Dr Coffi Dominique Agossou, Directeur du Bureau Pays de l'Organisation Internationale du Travail (OIT) pour Madagascar

« Les enjeux liés au travail décent sont très importants à Madagascar. Les actions entreprises et à entreprendre sont nombreuses pour consolider les efforts pour créer des emplois décents destinés aux jeunes qui seront matérialisés, entre autres, par l’exploitation de l’entreprenariat dans les secteurs porteurs, sans oublier l’amélioration des formations à dispenser. La réduction du secteur informel à Madagascar, se traduisant par la création de conditions favorables aux affaires et aux activités génératrices de revenus, constitue aussi un grand défi ».
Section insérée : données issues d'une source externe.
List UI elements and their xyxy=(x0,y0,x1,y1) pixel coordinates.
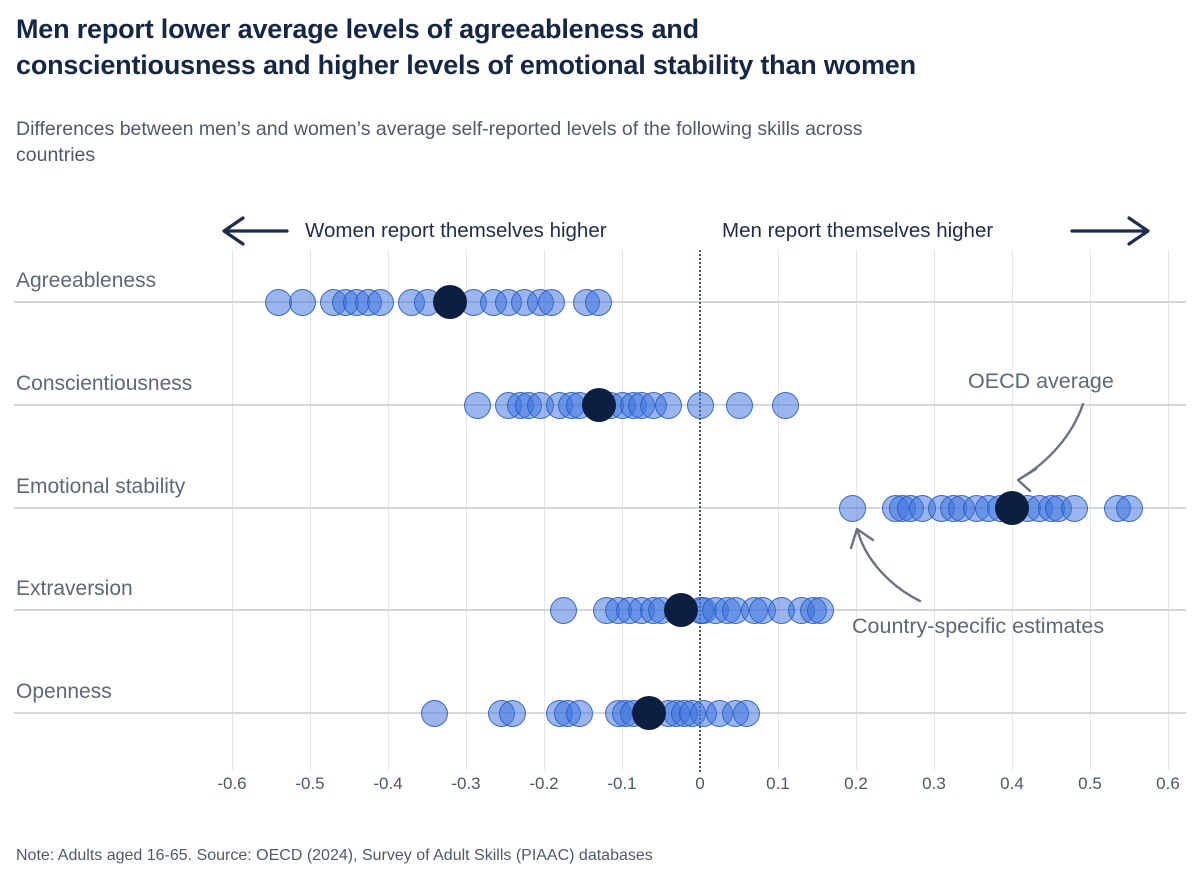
country-dot xyxy=(733,699,761,727)
chart-title: Men report lower average levels of agree… xyxy=(16,14,916,80)
country-dot xyxy=(807,596,835,624)
direction-label-men: Men report themselves higher xyxy=(722,219,994,242)
country-dot xyxy=(265,288,293,316)
x-tick-label: 0.5 xyxy=(1078,774,1102,793)
x-tick-label: 0.2 xyxy=(844,774,868,793)
x-tick-label: -0.5 xyxy=(295,774,325,793)
x-tick-label: 0.1 xyxy=(766,774,790,793)
oecd-average-arrow xyxy=(1016,402,1085,493)
x-gridline xyxy=(1167,250,1169,770)
country-dot xyxy=(655,391,683,419)
category-label: Extraversion xyxy=(16,577,133,600)
country-estimates-annotation: Country-specific estimates xyxy=(852,614,1105,638)
zero-reference-line xyxy=(699,250,701,772)
x-tick-label: -0.2 xyxy=(529,774,559,793)
oecd-average-annotation: OECD average xyxy=(968,369,1114,393)
x-tick-label: -0.4 xyxy=(373,774,403,793)
x-gridline xyxy=(777,250,779,770)
country-dot xyxy=(538,288,566,316)
oecd-average-dot xyxy=(663,593,698,627)
country-dot xyxy=(585,288,613,316)
country-dot xyxy=(288,288,316,316)
oecd-average-dot xyxy=(632,696,667,730)
country-dot xyxy=(366,288,394,316)
right-direction-arrow xyxy=(1070,216,1150,246)
category-label: Conscientiousness xyxy=(16,372,193,395)
chart-subtitle: Differences between men’s and women’s av… xyxy=(16,118,863,167)
x-tick-label: -0.1 xyxy=(607,774,637,793)
country-dot xyxy=(421,699,449,727)
country-dot xyxy=(772,391,800,419)
oecd-average-dot xyxy=(581,388,616,422)
direction-label-women: Women report themselves higher xyxy=(305,219,607,242)
row-baseline xyxy=(14,507,1186,509)
country-estimates-arrow xyxy=(849,527,922,603)
x-tick-label: 0 xyxy=(695,774,705,793)
x-gridline xyxy=(621,250,623,770)
oecd-average-dot xyxy=(995,491,1029,525)
left-direction-arrow xyxy=(222,216,289,246)
country-dot xyxy=(1060,494,1088,522)
x-tick-label: 0.6 xyxy=(1156,774,1180,793)
country-dot xyxy=(464,391,492,419)
country-dot xyxy=(1115,494,1143,522)
x-gridline xyxy=(387,250,389,770)
source-note: Note: Adults aged 16-65. Source: OECD (2… xyxy=(16,847,653,864)
country-dot xyxy=(550,596,577,624)
row-baseline xyxy=(14,712,1186,714)
country-dot xyxy=(565,699,593,727)
category-label: Openness xyxy=(16,680,112,703)
category-label: Agreeableness xyxy=(16,269,157,292)
x-gridline xyxy=(465,250,467,770)
country-dot xyxy=(686,391,714,419)
x-gridline xyxy=(1089,250,1091,770)
oecd-average-dot xyxy=(433,285,468,319)
country-dot xyxy=(838,494,866,522)
country-dot xyxy=(499,699,527,727)
x-gridline xyxy=(309,250,311,770)
x-tick-label: 0.4 xyxy=(1000,774,1024,793)
x-gridline xyxy=(231,250,233,770)
country-dot xyxy=(725,391,753,419)
x-gridline xyxy=(543,250,545,770)
x-tick-label: 0.3 xyxy=(922,774,946,793)
x-tick-label: -0.6 xyxy=(217,774,247,793)
category-label: Emotional stability xyxy=(16,475,186,498)
x-tick-label: -0.3 xyxy=(451,774,481,793)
Travail décent - Un Business Forum tenu à Antananarivo

L'organisation Internationale du Travail (OIT) a organisé le premier Business Forum sur le Travail Décent les 10 et 11 novembre 2022 au Novotel Alarobia, à Antananarivo. Portant sur le thème « Une croissance économique durable et centrée sur l'humain dans les chaînes d'approvisionnement à Madagascar », l'OIT a lancé à cette occasion des réflexions sur les opportunités et les défis en matière de travail décent et de gouvernance sociale et environnementale pour une industrialisation durable et compétitive. L'événement a rassemblé les acteurs institutionnels gouvernementaux, les partenaires sociaux, les acteurs du secteur privé malagasy et international, la société civile et des partenaires techniques et financiers à Madagascar. Des sessions de conférences thématiques tournant autour des priorités nationales et ambitions pour une industrie durable tout en respectant les normes internationales du travail ont complété ces deux jours. Prenant la parole lors du Forum, la Ministre en charge de la Formation professionnelle, Vavitsara Rahantanirina Gabriella, a déclaré que « par l'application des Velirano 4 et 6, le Ministère de l'Enseignement Technique et de la Formation Professionnelle s'engage pleinement dans la promotion de la formation professionnelle des hommes et des travailleurs et travailleuses afin qu'ils puissent être compétitifs dans le domaine de l'industrie durable ». Cynthia Samuel-Olonjuwon, Sous-Directeur Général et Directrice Régionale pour l'Afrique de l’OIT, appelant pour une synergie d'actions conforme aux normes internationales du travail, a tenu pour sa part à souligner que les femmes forment une proportion importante de main-d'œuvre dans les industries malgaches et devraient être soutenues en capacités et opportunités de carrière. Rappel a aussi été fait que ce Forum fait suite au récent Forum national sur les investissements qui s'est tenu au CCI Ivato il y a quelques mois. Enfin, le Premier Ministre Christian Ntsay, qui a clôturé l’événement, a insisté sur le fait que Madagascar est un pays fortement rural. « Cette ruralité caractérise la majorité des emplois dans le pays. Le secteur secondaire ou des industries ne constitue que 15% du PIB. Il y a des raisons pour cela, la première est que nous avons besoin de transformer les chaînes d’approvisionnement pour que l’ensemble des acteurs de cette chaîne, l’ensemble des différents chainons constituant la chaîne puissent bénéficier de cette compétitivité recherchée ».